Vient la nuit, et les ardeurs des émeutiers s’estompent. Les soudards (la « merdaille », comme on les nomme) sombrent dans une indolence alcoolisée. Les esprits s’apaisent, et donnent un peu de répit aux Rouennais.
La bourgeoisie rouennaise sait qu’elle a tout à perdre du rétablissement des impôts comme de la vindicte des insurgés. Elle essaie de rassembler les énergies et d’obtenir le respect de l’autorité royale. Les notables demandent au procureur du roi de jurer solennellement et publiquement sur la « charte aux Normands », charte accordée par Louis X, en 1315. Celle-ci est exhumée sur le champ du trésor de la cathédrale.
La réconciliation semble rétablie entre les représentants du roi et les notables de la ville.
LE CHÂTIMENT DU ROI
Il reste à convaincre le roi Charles.
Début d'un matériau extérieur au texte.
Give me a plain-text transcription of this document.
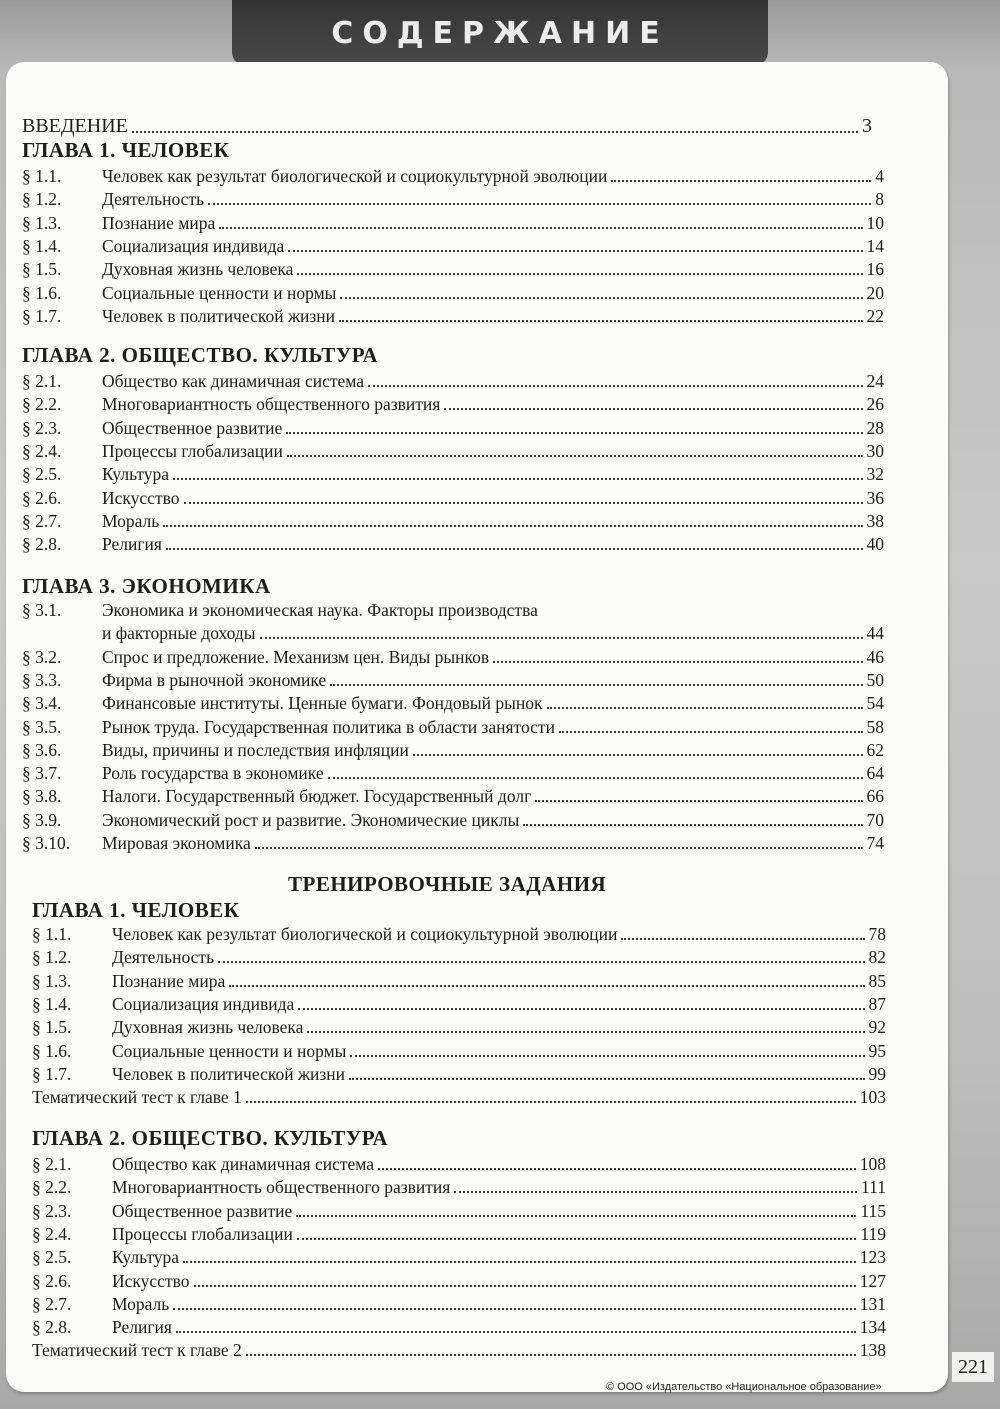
СОДЕРЖАНИЕ
ВВЕДЕНИЕ	3
ГЛАВА 1. ЧЕЛОВЕК
§ 1.1.	Человек как результат биологической и социокультурной эволюции	4
§ 1.2.	Деятельность	8
§ 1.3.	Познание мира	10
§ 1.4.	Социализация индивида	14
§ 1.5.	Духовная жизнь человека	16
§ 1.6.	Социальные ценности и нормы	20
§ 1.7.	Человек в политической жизни	22
ГЛАВА 2. ОБЩЕСТВО. КУЛЬТУРА
§ 2.1.	Общество как динамичная система	24
§ 2.2.	Многовариантность общественного развития	26
§ 2.3.	Общественное развитие	28
§ 2.4.	Процессы глобализации	30
§ 2.5.	Культура	32
§ 2.6.	Искусство	36
§ 2.7.	Мораль	38
§ 2.8.	Религия	40
ГЛАВА 3. ЭКОНОМИКА
§ 3.1. Экономика и экономическая наука. Факторы производства
и факторные доходы	44
§ 3.2.	Спрос и предложение. Механизм цен. Виды рынков	46
§ 3.3.	Фирма в рыночной экономике	50
§ 3.4.	Финансовые институты. Ценные бумаги. Фондовый рынок	54
§ 3.5.	Рынок труда. Государственная политика в области занятости	58
§ 3.6.	Виды, причины и последствия инфляции	62
§ 3.7.	Роль государства в экономике	64
§ 3.8.	Налоги. Государственный бюджет. Государственный долг	66
§ 3.9.	Экономический рост и развитие. Экономические циклы	70
§ 3.10.	Мировая экономика	74
ТРЕНИРОВОЧНЫЕ ЗАДАНИЯ
ГЛАВА 1. ЧЕЛОВЕК
§ 1.1.	Человек как результат биологической и социокультурной эволюции	78
§ 1.2.	Деятельность	82
§ 1.3.	Познание мира	85
§ 1.4.	Социализация индивида	87
§ 1.5.	Духовная жизнь человека	92
§ 1.6.	Социальные ценности и нормы	95
§ 1.7.	Человек в политической жизни	99
Тематический тест к главе 1	103
ГЛАВА 2. ОБЩЕСТВО. КУЛЬТУРА
§ 2.1.	Общество как динамичная система	108
§ 2.2.	Многовариантность общественного развития	111
§ 2.3.	Общественное развитие	115
§ 2.4.	Процессы глобализации	119
§ 2.5.	Культура	123
§ 2.6.	Искусство	127
§ 2.7.	Мораль	131
§ 2.8.	Религия	134
Тематический тест к главе 2	138
221
© ООО «Издательство «Национальное образование»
Le monarque, auprès duquel plusieurs délégations ont été dépêchées pour quémander son pardon et la confirmation de la charte.
Mais la monarchie a d’autres préoccupations. En effet, depuis le 1er mars de la même année, Paris est en proie à de violentes émeutes (Révolte des Maillotins). De ce fait, les émissaires des Rouennais n’obtiendront qu’une réponse pour le moins laconique. Il leur est répondu que le roi viendrait à Rouen un peu plus tard ; alors, il « saurait qui avait mangé le lard ! ».
UNE RÉPRESSION SANGLANTE !
Le 29 mars, Charles VI fait une entrée triomphale dans la cité normande où il vient, suite à la révolte de la Harelle, pour rétablir l’autorité royale bafouée et sanctionner les coupables. La semaine précédente, ses hommes ont méticuleusement préparé le terrain : les meneurs de l’insurrection de la Harelle ont été arrêtés. Six d’entre eux ont été immédiatement décapités, et leurs têtes ont été exposées aux portes de la ville.
Les cloches du beffroi, qui avaient sonné le tocsin, ont été démontées. La porte que doit emprunter le monarque est démolie. Les Rouennais reçoivent une sévère mise en garde. Ils sont prévenus : le roi n’est pas venu pour faire une visite de courtoisie, mais pour restaurer l’autorité royale bafouée.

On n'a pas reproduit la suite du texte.